There are distinct differences in the way melanoma appears in kids than it does in adults.
The difference in appearance does not apply to every single case, but rather, to enough cases such that a different set of screening rules has been devised for checking the skin of children.
At a 2011 presentation at the Pediatric Dermatology Annual Meeting, Cordoro et al presented findings from a study.
• Sixty percent of children under 10 years did not meet the traditional criteria for the ABCDE guidelines.
• Forty percent of adolescents also did not meet the criteria.
• Because of this, up to 82 percent of diagnoses took longer than six months after the first detection of the concerning skin spot.
• Sixty-two percent of diagnoses took more than two months to make.
How Do Kids’ Melanoma Look Different
than Adult Melanoma?
We can still refer to the guidelines as “ABCDE,” but the letters stand for differing things, says Cordoro et al.
A = Amelanosis or Amelanotic. This means flesh colored (skin tone, beige, whitish, pinkish), whereas in adults, melanoma often appears as a dark or black mole.
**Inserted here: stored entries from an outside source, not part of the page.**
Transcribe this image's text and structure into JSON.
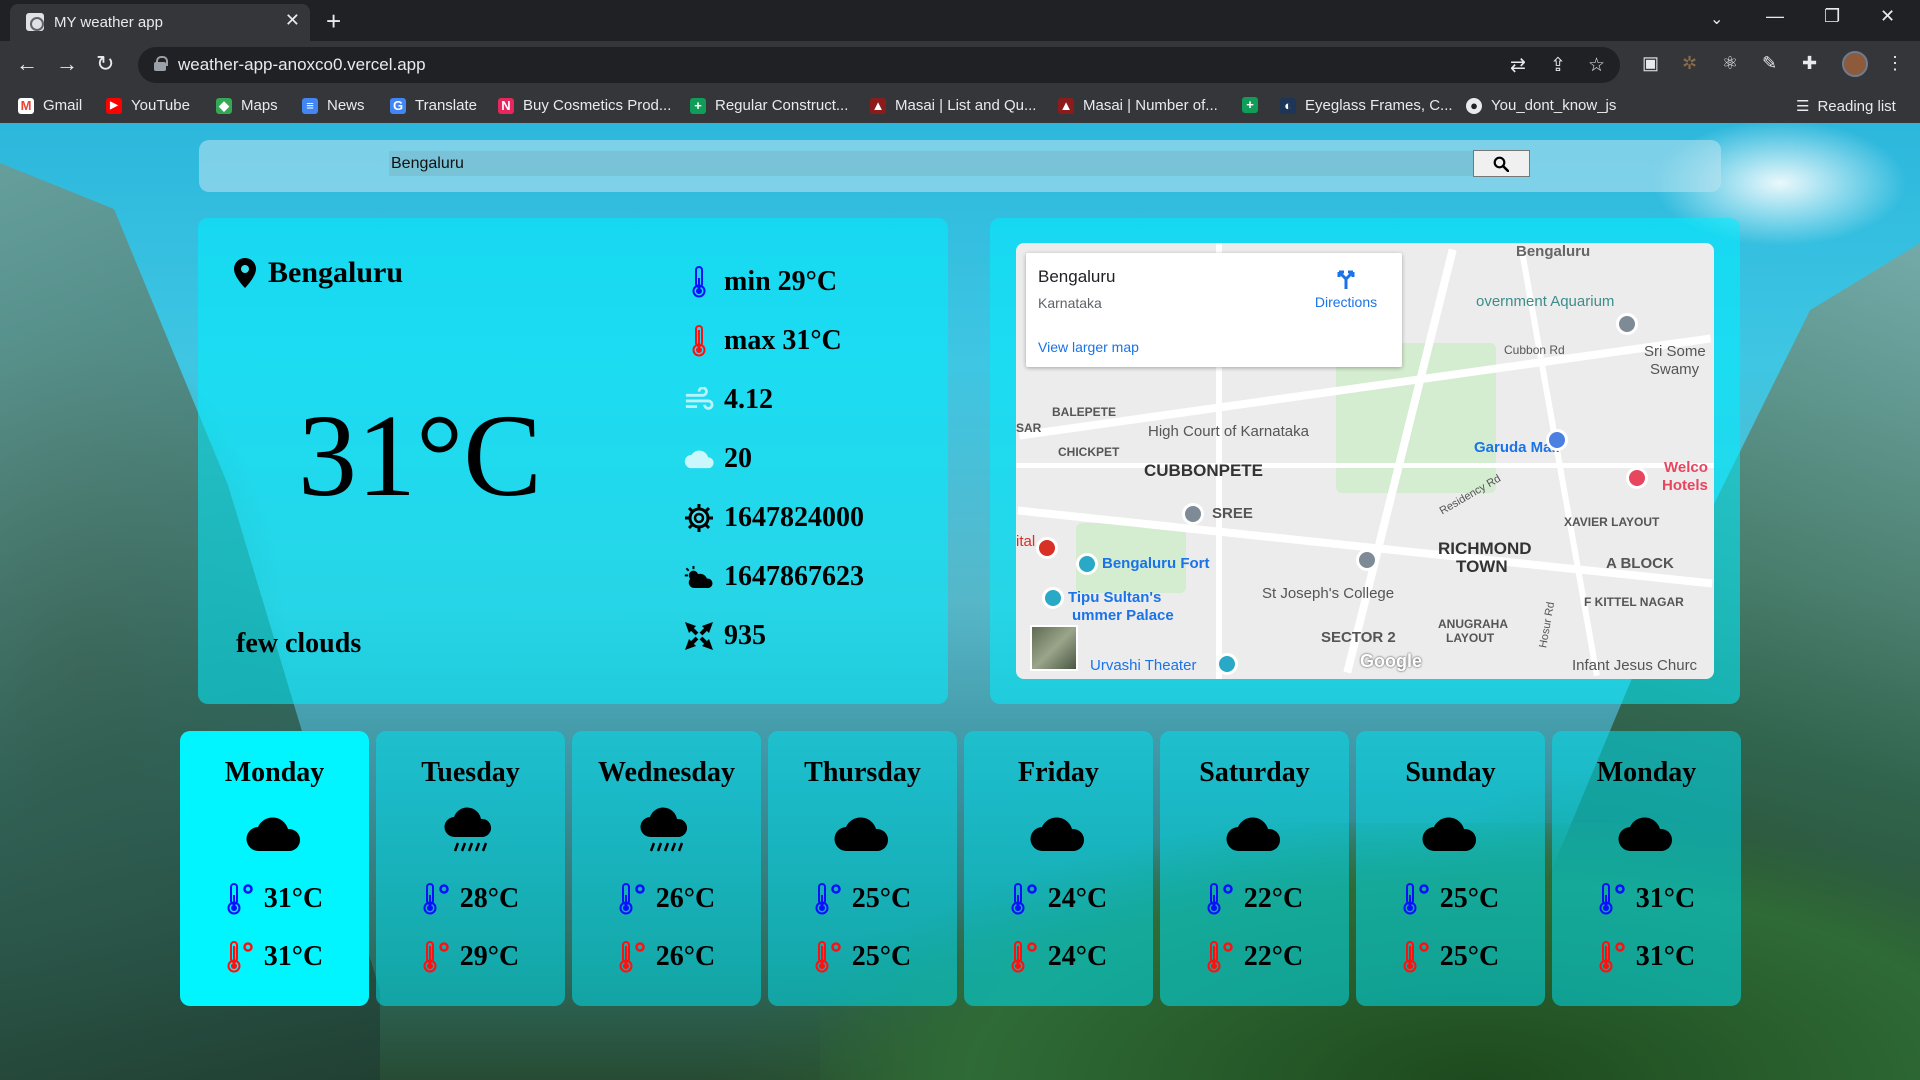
{
  "browser": {
    "tab_title": "MY weather app",
    "url": "weather-app-anoxco0.vercel.app",
    "bookmarks": [
      {
        "label": "Gmail",
        "icon": "gmail-icon"
      },
      {
        "label": "YouTube",
        "icon": "youtube-icon"
      },
      {
        "label": "Maps",
        "icon": "maps-icon"
      },
      {
        "label": "News",
        "icon": "news-icon"
      },
      {
        "label": "Translate",
        "icon": "translate-icon"
      },
      {
        "label": "Buy Cosmetics Prod...",
        "icon": "nykaa-icon"
      },
      {
        "label": "Regular Construct...",
        "icon": "plus-icon"
      },
      {
        "label": "Masai | List and Qu...",
        "icon": "masai-icon"
      },
      {
        "label": "Masai | Number of...",
        "icon": "masai-icon"
      },
      {
        "label": "",
        "icon": "plus-icon"
      },
      {
        "label": "Eyeglass Frames, C...",
        "icon": "lenskart-icon"
      },
      {
        "label": "You_dont_know_js",
        "icon": "github-icon"
      }
    ],
    "reading_list": "Reading list"
  },
  "search": {
    "value": "Bengaluru",
    "button_icon": "search-icon"
  },
  "current": {
    "city": "Bengaluru",
    "temp": "31°C",
    "description": "few clouds",
    "min": "min 29°C",
    "max": "max 31°C",
    "wind": "4.12",
    "clouds": "20",
    "sunrise": "1647824000",
    "sunset": "1647867623",
    "pressure": "935"
  },
  "map": {
    "place_title": "Bengaluru",
    "place_sub": "Karnataka",
    "directions": "Directions",
    "larger_map": "View larger map",
    "labels": {
      "bengaluru": "Bengaluru",
      "aquarium": "overnment Aquarium",
      "cubbon_rd": "Cubbon Rd",
      "sri_some": "Sri Some",
      "swamy": "Swamy",
      "balepete": "BALEPETE",
      "high_court": "High Court of Karnataka",
      "chickpet": "CHICKPET",
      "cubbonpete": "CUBBONPETE",
      "garuda": "Garuda Mall",
      "welco": "Welco",
      "hotels": "Hotels",
      "sree": "SREE",
      "residency": "Residency Rd",
      "xavier": "XAVIER LAYOUT",
      "richmond": "RICHMOND",
      "town": "TOWN",
      "a_block": "A BLOCK",
      "fort": "Bengaluru Fort",
      "tipu": "Tipu Sultan's",
      "summer": "ummer Palace",
      "stjoseph": "St Joseph's College",
      "kittel": "F KITTEL NAGAR",
      "anugraha": "ANUGRAHA",
      "layout": "LAYOUT",
      "sector": "SECTOR 2",
      "urvashi": "Urvashi Theater",
      "infant": "Infant Jesus Churc",
      "hosur": "Hosur Rd",
      "ital": "ital",
      "sar": "SAR",
      "google": "Google"
    }
  },
  "forecast": [
    {
      "day": "Monday",
      "icon": "cloud-icon",
      "min": "31°C",
      "max": "31°C"
    },
    {
      "day": "Tuesday",
      "icon": "rain-cloud-icon",
      "min": "28°C",
      "max": "29°C"
    },
    {
      "day": "Wednesday",
      "icon": "rain-cloud-icon",
      "min": "26°C",
      "max": "26°C"
    },
    {
      "day": "Thursday",
      "icon": "cloud-icon",
      "min": "25°C",
      "max": "25°C"
    },
    {
      "day": "Friday",
      "icon": "cloud-icon",
      "min": "24°C",
      "max": "24°C"
    },
    {
      "day": "Saturday",
      "icon": "cloud-icon",
      "min": "22°C",
      "max": "22°C"
    },
    {
      "day": "Sunday",
      "icon": "cloud-icon",
      "min": "25°C",
      "max": "25°C"
    },
    {
      "day": "Monday",
      "icon": "cloud-icon",
      "min": "31°C",
      "max": "31°C"
    }
  ],
  "colors": {
    "card": "#00eeff",
    "active_day": "#00f5ff",
    "thermo_cold": "#0a10ff",
    "thermo_hot": "#ff1010"
  }
}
Though amelanotic melanoma also occurs in adults, it’s more common in children.
B = Bleeding or Bumpy. These features, too, occur in adults, but are just more common in the pediatric population.
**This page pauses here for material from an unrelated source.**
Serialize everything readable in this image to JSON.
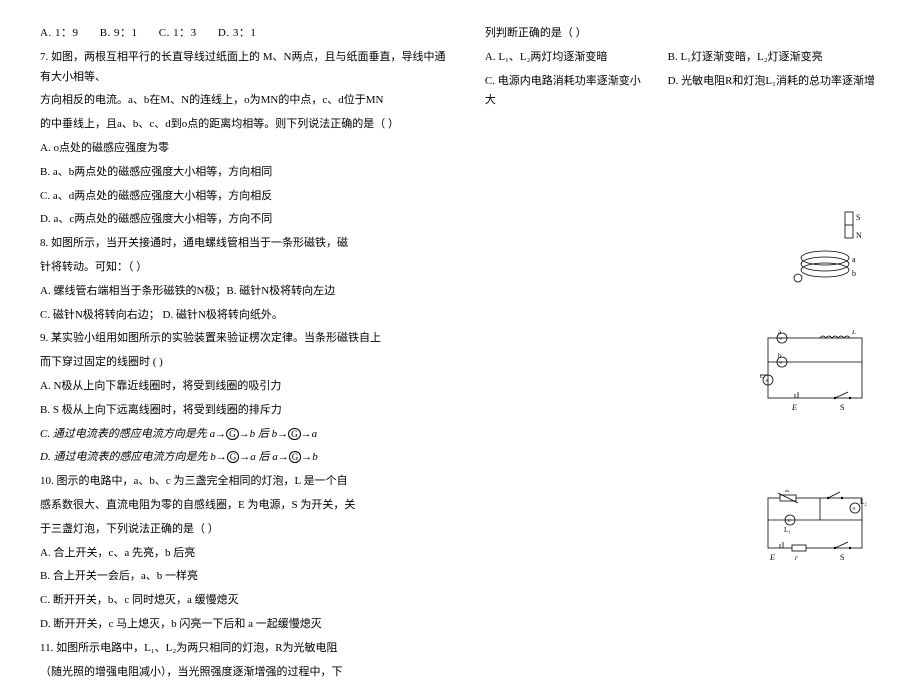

A new bumpy lesion, in fact, may resemble a wart and even be diagnosed as a wart by a pediatrician – when in fact – it’s melanoma.
C = Color, as in, uniform. Children’s cancerous moles or spots are more likely to have color uniformity or one color. In adults, melanoma that arises in a mole frequently changes the mole to multiple colors.
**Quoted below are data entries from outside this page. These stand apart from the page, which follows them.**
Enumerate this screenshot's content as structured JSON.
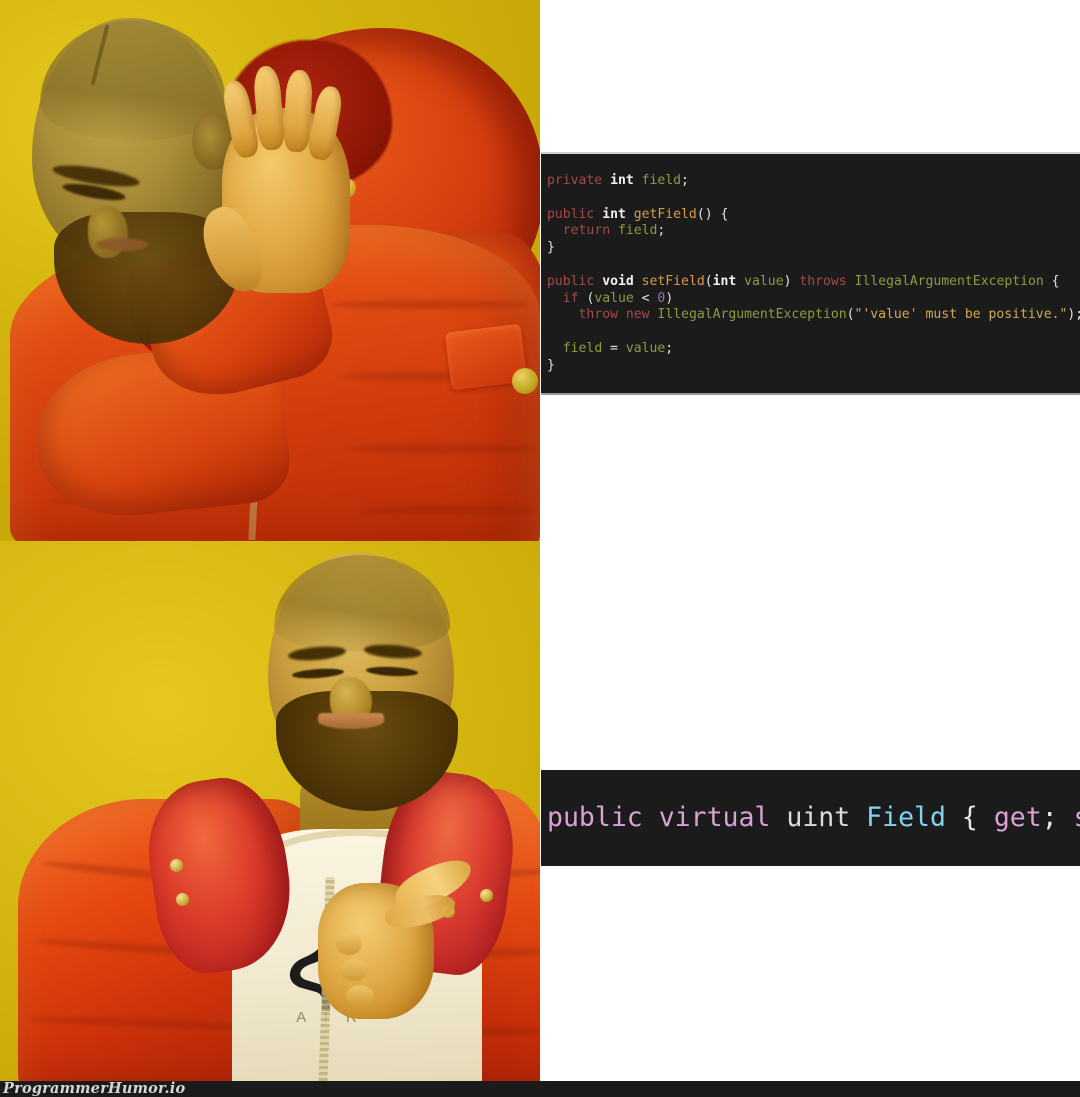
{
  "meme": {
    "format": "drake-hotline-bling-two-panel",
    "watermark": "ProgrammerHumor.io",
    "panels": {
      "top": {
        "reaction": "reject",
        "subject_description": "Drake turning away with raised blocking hand, orange puffer jacket, yellow backdrop",
        "icon": "hand-block-icon"
      },
      "bottom": {
        "reaction": "approve",
        "subject_description": "Drake smiling with approving finger point, orange puffer jacket over white Jordan AIR t-shirt, yellow backdrop",
        "icon": "pointing-hand-icon",
        "shirt_text": "A I R"
      }
    }
  },
  "code_top": {
    "language": "java",
    "lines": [
      {
        "tokens": [
          {
            "t": "private",
            "c": "j-kw"
          },
          {
            "t": " ",
            "c": "j-pun"
          },
          {
            "t": "int",
            "c": "j-type"
          },
          {
            "t": " ",
            "c": "j-pun"
          },
          {
            "t": "field",
            "c": "j-var"
          },
          {
            "t": ";",
            "c": "j-pun"
          }
        ]
      },
      {
        "tokens": []
      },
      {
        "tokens": [
          {
            "t": "public",
            "c": "j-kw"
          },
          {
            "t": " ",
            "c": "j-pun"
          },
          {
            "t": "int",
            "c": "j-type"
          },
          {
            "t": " ",
            "c": "j-pun"
          },
          {
            "t": "getField",
            "c": "j-fn"
          },
          {
            "t": "() {",
            "c": "j-pun"
          }
        ]
      },
      {
        "tokens": [
          {
            "t": "  ",
            "c": "j-pun"
          },
          {
            "t": "return",
            "c": "j-kw"
          },
          {
            "t": " ",
            "c": "j-pun"
          },
          {
            "t": "field",
            "c": "j-var"
          },
          {
            "t": ";",
            "c": "j-pun"
          }
        ]
      },
      {
        "tokens": [
          {
            "t": "}",
            "c": "j-pun"
          }
        ]
      },
      {
        "tokens": []
      },
      {
        "tokens": [
          {
            "t": "public",
            "c": "j-kw"
          },
          {
            "t": " ",
            "c": "j-pun"
          },
          {
            "t": "void",
            "c": "j-type"
          },
          {
            "t": " ",
            "c": "j-pun"
          },
          {
            "t": "setField",
            "c": "j-fn"
          },
          {
            "t": "(",
            "c": "j-pun"
          },
          {
            "t": "int",
            "c": "j-type"
          },
          {
            "t": " ",
            "c": "j-pun"
          },
          {
            "t": "value",
            "c": "j-var"
          },
          {
            "t": ") ",
            "c": "j-pun"
          },
          {
            "t": "throws",
            "c": "j-kw"
          },
          {
            "t": " ",
            "c": "j-pun"
          },
          {
            "t": "IllegalArgumentException",
            "c": "j-var"
          },
          {
            "t": " {",
            "c": "j-pun"
          }
        ]
      },
      {
        "tokens": [
          {
            "t": "  ",
            "c": "j-pun"
          },
          {
            "t": "if",
            "c": "j-kw"
          },
          {
            "t": " (",
            "c": "j-pun"
          },
          {
            "t": "value",
            "c": "j-var"
          },
          {
            "t": " < ",
            "c": "j-pun"
          },
          {
            "t": "0",
            "c": "j-num"
          },
          {
            "t": ")",
            "c": "j-pun"
          }
        ]
      },
      {
        "tokens": [
          {
            "t": "    ",
            "c": "j-pun"
          },
          {
            "t": "throw",
            "c": "j-kw"
          },
          {
            "t": " ",
            "c": "j-pun"
          },
          {
            "t": "new",
            "c": "j-kw"
          },
          {
            "t": " ",
            "c": "j-pun"
          },
          {
            "t": "IllegalArgumentException",
            "c": "j-var"
          },
          {
            "t": "(",
            "c": "j-pun"
          },
          {
            "t": "\"'value' must be positive.\"",
            "c": "j-str"
          },
          {
            "t": ");",
            "c": "j-pun"
          }
        ]
      },
      {
        "tokens": []
      },
      {
        "tokens": [
          {
            "t": "  ",
            "c": "j-pun"
          },
          {
            "t": "field",
            "c": "j-var"
          },
          {
            "t": " = ",
            "c": "j-pun"
          },
          {
            "t": "value",
            "c": "j-var"
          },
          {
            "t": ";",
            "c": "j-pun"
          }
        ]
      },
      {
        "tokens": [
          {
            "t": "}",
            "c": "j-pun"
          }
        ]
      }
    ],
    "plain_text": "private int field;\n\npublic int getField() {\n  return field;\n}\n\npublic void setField(int value) throws IllegalArgumentException {\n  if (value < 0)\n    throw new IllegalArgumentException(\"'value' must be positive.\");\n\n  field = value;\n}"
  },
  "code_bottom": {
    "language": "csharp",
    "lines": [
      {
        "tokens": [
          {
            "t": "public",
            "c": "c-kw"
          },
          {
            "t": " ",
            "c": "c-pun"
          },
          {
            "t": "virtual",
            "c": "c-kw"
          },
          {
            "t": " ",
            "c": "c-pun"
          },
          {
            "t": "uint",
            "c": "c-type"
          },
          {
            "t": " ",
            "c": "c-pun"
          },
          {
            "t": "Field",
            "c": "c-prop"
          },
          {
            "t": " { ",
            "c": "c-pun"
          },
          {
            "t": "get",
            "c": "c-kw"
          },
          {
            "t": "; ",
            "c": "c-pun"
          },
          {
            "t": "set",
            "c": "c-kw"
          },
          {
            "t": "; }",
            "c": "c-pun"
          }
        ]
      }
    ],
    "plain_text": "public virtual uint Field { get; set; }"
  },
  "colors": {
    "code_background": "#1b1b1b",
    "page_background": "#ffffff",
    "backdrop_yellow": "#d6b810",
    "jacket_orange": "#e2480f",
    "java_keyword": "#a54a4a",
    "java_variable": "#8f9a3e",
    "java_function": "#d99a45",
    "java_string": "#cfa94f",
    "java_number": "#9c6ab5",
    "csharp_keyword": "#d9a0d6",
    "csharp_property": "#82d2f2",
    "watermark_bar": "#1b1b1b",
    "watermark_text": "#d6d6d6"
  }
}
D = De novo, Diameter. De novo means that the cancer arose out of regular skin rather than out of a pre-existing normal mole.
Diameter means that, more so in children, melanomas are smaller than six millimeters.
Adults are warned to keep an eye on moles that are the diameter of a pencil eraser.
Though adults can be diagnosed with melanomas as small as two millimeters, this is more common in kids.
E = Evolution. This is the only guideline that adults and children share for melanoma screening.
This refers to a mole changing over time, taking on a changing appearance.
“By comparison with adult cases, childhood melanoma can have a higher percentage of atypical clinical features (amelanotic and raised lesions), nodular histotype, and thick lesions,” says a paper in Pediatrics (2005, Ferrari et al).
“Don’t Worry About It”
If your gut has you feeling funny after a pediatrician told you your child’s “wart” or “growth” is “nothing to worry about,” seek a second opinion, ideally by a pediatric dermatologist – even if the first doctor was a pediatric dermatologist.
Insist on a biopsy. In fact, to play safe, get a second biopsy from a different lab, because false negative diagnoses are more likely with childhood melanoma than with adult. Not only do these cancerous tumors often look innocent to the naked eye in the pediatric population, but they may also appear innocent under a microscope.